How do we embrace the legacy and example of the prophets and live into this season of preparation we call Advent?
Why can we not just jump ahead, even just a little?
A favorite reading of mine from our compline service (beginning on page 127 of your BCP), comes from 1st Peter, “Be sober, be watchful. Your adversary the devil prowls around like a roaring lion, seeking someone to devour. Resist him, firm in your faith.”
We resist by staying in the moment. We resist by honoring our time and space to engage with God and fully live into each expression of our faith as our respective seasons unfold.
When we stand firm in our faith, we do so because we have more than just the Gospels telling a story of one very holy man.
We have a whole tradition that points to this one holy man as someone who is different and set apart than anyone else that has ever lived.
We have a whole tradition that points to this one man as the divine Son of God, the Word made Incarnate, the Prince of Peace and King of Kings, the Christ child, born to save us all.
It might be tempting to want to rush ahead, especially as we not-so-patiently at times await the celebrations of Christmas. I certainly found myself wondering this past week about where my focus and energy needs to be in this week, in this coming week, as we await Christmas Day. How far into the future do I need to be planning out, how much of the next thing do I need to be ready for, how much sleep am I going to lose as the severe weather shelter seems destined for a holiday opening…
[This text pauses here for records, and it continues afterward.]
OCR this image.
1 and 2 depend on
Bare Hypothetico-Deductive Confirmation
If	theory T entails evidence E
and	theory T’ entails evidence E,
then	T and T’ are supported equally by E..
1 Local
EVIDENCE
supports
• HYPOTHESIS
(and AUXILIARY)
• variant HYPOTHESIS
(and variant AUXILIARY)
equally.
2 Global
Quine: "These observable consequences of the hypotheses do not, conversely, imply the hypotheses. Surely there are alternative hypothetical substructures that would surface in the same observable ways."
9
And, I realize now that what I really needed to be engaging in is the practice of taking time and space to simply be. To engage in the true nature of the season of Advent and enjoy the opportunity to slow down, to be quiet, to take pause because it is Advent and through this season we can connect more fully to the foundations of our faith that create space for Christ to come into our world.
It is Advent and it is through this season that we connect more fully to the foundations of our faith and create space for Christ to come into our world once more this year, and for every year to come.